Gadis cantik nan ceria pemilik hati Arya.
Senyumnya, tawanya dan semangatnya. Semua masih bisa Arya rasakan.
"Ze..."
"Sudah lima tahun kamu pergi. Tapi luka itu masih terasa sampai saat ini,"
"Tapi tidak apa apa. Aku masih bisa menahannya meski disetiap detik rasa rindu dan bayang bayang kamu masih selalu menghantui,"
"Tenanglah disana sayang. Tunggu aku datang."
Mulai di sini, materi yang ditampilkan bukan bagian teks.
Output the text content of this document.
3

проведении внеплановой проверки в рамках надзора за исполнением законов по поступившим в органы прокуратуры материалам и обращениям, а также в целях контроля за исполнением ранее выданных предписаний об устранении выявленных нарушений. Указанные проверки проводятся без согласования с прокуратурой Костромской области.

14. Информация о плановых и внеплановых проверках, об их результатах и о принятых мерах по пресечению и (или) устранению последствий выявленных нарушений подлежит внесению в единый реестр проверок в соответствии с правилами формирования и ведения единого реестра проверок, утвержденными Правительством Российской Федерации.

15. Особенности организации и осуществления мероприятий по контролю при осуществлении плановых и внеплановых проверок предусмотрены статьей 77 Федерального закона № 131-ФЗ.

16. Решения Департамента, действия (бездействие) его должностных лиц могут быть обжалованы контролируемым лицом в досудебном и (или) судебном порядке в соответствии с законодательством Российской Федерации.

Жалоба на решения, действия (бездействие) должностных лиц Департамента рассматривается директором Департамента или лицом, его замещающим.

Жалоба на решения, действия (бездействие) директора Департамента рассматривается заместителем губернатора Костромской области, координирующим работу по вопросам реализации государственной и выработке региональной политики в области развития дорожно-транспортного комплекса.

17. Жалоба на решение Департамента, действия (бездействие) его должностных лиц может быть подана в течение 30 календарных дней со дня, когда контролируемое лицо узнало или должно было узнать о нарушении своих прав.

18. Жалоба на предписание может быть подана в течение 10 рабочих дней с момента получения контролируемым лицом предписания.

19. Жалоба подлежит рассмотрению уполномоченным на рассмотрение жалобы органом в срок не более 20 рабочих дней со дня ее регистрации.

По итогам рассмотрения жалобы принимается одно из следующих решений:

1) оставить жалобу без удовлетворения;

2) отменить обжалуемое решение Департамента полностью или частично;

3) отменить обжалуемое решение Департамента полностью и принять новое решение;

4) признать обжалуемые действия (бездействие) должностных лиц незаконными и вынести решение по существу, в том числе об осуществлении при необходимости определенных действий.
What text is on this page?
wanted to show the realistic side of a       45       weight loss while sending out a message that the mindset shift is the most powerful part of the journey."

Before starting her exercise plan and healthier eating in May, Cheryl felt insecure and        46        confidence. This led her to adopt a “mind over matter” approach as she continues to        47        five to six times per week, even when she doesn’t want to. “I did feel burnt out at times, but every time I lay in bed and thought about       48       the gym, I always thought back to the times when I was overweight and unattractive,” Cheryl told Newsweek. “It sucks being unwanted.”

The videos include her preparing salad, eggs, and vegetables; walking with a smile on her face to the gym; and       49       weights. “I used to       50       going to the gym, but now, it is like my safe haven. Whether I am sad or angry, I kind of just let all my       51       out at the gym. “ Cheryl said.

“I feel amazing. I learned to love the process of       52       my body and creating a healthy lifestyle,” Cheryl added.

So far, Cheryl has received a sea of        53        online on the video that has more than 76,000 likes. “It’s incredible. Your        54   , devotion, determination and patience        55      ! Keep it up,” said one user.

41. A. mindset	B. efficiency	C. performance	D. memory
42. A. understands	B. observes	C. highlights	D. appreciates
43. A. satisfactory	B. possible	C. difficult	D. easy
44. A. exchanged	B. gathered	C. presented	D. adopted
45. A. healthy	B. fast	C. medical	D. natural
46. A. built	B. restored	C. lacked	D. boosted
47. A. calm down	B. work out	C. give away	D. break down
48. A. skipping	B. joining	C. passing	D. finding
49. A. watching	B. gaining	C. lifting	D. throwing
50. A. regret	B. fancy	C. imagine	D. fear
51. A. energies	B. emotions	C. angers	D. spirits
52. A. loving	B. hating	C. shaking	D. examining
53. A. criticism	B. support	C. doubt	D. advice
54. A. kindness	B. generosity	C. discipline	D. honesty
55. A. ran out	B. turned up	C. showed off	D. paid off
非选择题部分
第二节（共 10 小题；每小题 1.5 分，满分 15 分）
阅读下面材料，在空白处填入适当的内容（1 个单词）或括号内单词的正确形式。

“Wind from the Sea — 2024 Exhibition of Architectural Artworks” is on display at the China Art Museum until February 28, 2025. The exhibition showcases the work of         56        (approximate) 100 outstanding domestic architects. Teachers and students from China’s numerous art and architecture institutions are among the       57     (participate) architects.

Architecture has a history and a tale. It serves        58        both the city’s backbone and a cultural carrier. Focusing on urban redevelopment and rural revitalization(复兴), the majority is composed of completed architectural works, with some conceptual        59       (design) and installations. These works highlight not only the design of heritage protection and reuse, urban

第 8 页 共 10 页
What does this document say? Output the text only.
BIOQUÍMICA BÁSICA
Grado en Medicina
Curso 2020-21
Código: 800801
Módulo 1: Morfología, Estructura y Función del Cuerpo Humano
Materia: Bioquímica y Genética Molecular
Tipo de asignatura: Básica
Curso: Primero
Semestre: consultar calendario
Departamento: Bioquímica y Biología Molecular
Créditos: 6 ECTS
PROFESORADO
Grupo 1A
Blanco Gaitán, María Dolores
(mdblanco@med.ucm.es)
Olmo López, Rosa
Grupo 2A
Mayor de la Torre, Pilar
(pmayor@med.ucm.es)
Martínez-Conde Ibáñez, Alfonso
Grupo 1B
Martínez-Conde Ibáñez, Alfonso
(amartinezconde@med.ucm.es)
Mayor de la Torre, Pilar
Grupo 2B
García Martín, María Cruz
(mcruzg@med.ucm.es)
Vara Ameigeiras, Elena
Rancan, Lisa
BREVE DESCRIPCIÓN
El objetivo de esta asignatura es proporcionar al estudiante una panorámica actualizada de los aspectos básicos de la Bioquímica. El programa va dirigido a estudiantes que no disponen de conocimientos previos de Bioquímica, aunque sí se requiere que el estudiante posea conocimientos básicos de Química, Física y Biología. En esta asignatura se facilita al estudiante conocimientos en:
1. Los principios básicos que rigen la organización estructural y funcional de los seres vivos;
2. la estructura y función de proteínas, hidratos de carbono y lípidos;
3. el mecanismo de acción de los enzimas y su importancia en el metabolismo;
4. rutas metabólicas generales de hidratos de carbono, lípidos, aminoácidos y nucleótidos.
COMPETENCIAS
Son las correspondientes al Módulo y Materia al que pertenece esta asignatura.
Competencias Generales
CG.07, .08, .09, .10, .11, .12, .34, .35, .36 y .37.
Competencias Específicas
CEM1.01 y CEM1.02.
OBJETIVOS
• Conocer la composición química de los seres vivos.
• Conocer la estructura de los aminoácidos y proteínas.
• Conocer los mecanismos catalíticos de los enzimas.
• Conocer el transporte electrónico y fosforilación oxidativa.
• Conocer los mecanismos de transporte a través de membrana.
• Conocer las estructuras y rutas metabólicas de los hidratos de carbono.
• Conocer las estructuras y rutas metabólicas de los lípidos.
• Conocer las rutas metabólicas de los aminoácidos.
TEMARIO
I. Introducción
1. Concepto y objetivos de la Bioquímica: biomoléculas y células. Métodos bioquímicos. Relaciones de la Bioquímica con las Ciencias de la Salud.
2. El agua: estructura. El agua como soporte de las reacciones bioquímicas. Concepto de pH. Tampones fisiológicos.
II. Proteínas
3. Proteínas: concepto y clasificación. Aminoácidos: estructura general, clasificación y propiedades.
Ungkapan hati Arya terdengar begitu lirih dan penuh luka. Dia sudah ikhlas, tapi sungguh, Zelina pergi dengan membawa seluruh kebahagiaan dan nyawanya. Hingga kini membuat Arya seperti hidup, tapi terasa mati.
Arya mendongak keatas, dia tertegun saat melihat pelangi ada diatas sana, berada diantara awan yang sedang merinyai. Dan tanpa sadar pemandangan itu membuat Arya tersenyum tipis. Dia yang memejamkan mata, menikmati desiran angin dingin dan juga rinyai gerimis yang menerpa wajahnya. Terasa tenang dan damai, apalagi ketika senyuman Zelina terlintas dibenaknya.
Kehilanganmu meninggalkan sejuta luka yang tidak bisa terobati.
Merindukan mu yang tidak bisa lagi aku lihat.
Kamu pergi terlalu jauh, bahkan sangat jauh.
Hingga langit kita tak lagi sama.
Adakah kebahagiaan selain dirimu Ze?
Ketika seluruh hati dan nyawaku rasanya sudah terpaut hanya untuk dirimu.
....
Keesokan harinya.
Seperti hari hari sebelumnya yang tidak pernah terlewatkan, Arya sudah berada diperusahaan Polie. Bekerja sebagai direktur utama diperusahaan itu membuat Arya sedikit bisa melupakan beban dihati yang selama ini dia tanggung. Bekerja keras siang dan malam hanya untuk memajukan perusahaan milik seseorang yang kini telah dipercayakan kepadanya.
Semua terbukti, dalam waktu lima tahun, perusahaan Polie sudah berkembang dengan pesat. Bahkan karena kerja keras Arya, perusahaan Polie sudah mempunyai cabang di kota lain.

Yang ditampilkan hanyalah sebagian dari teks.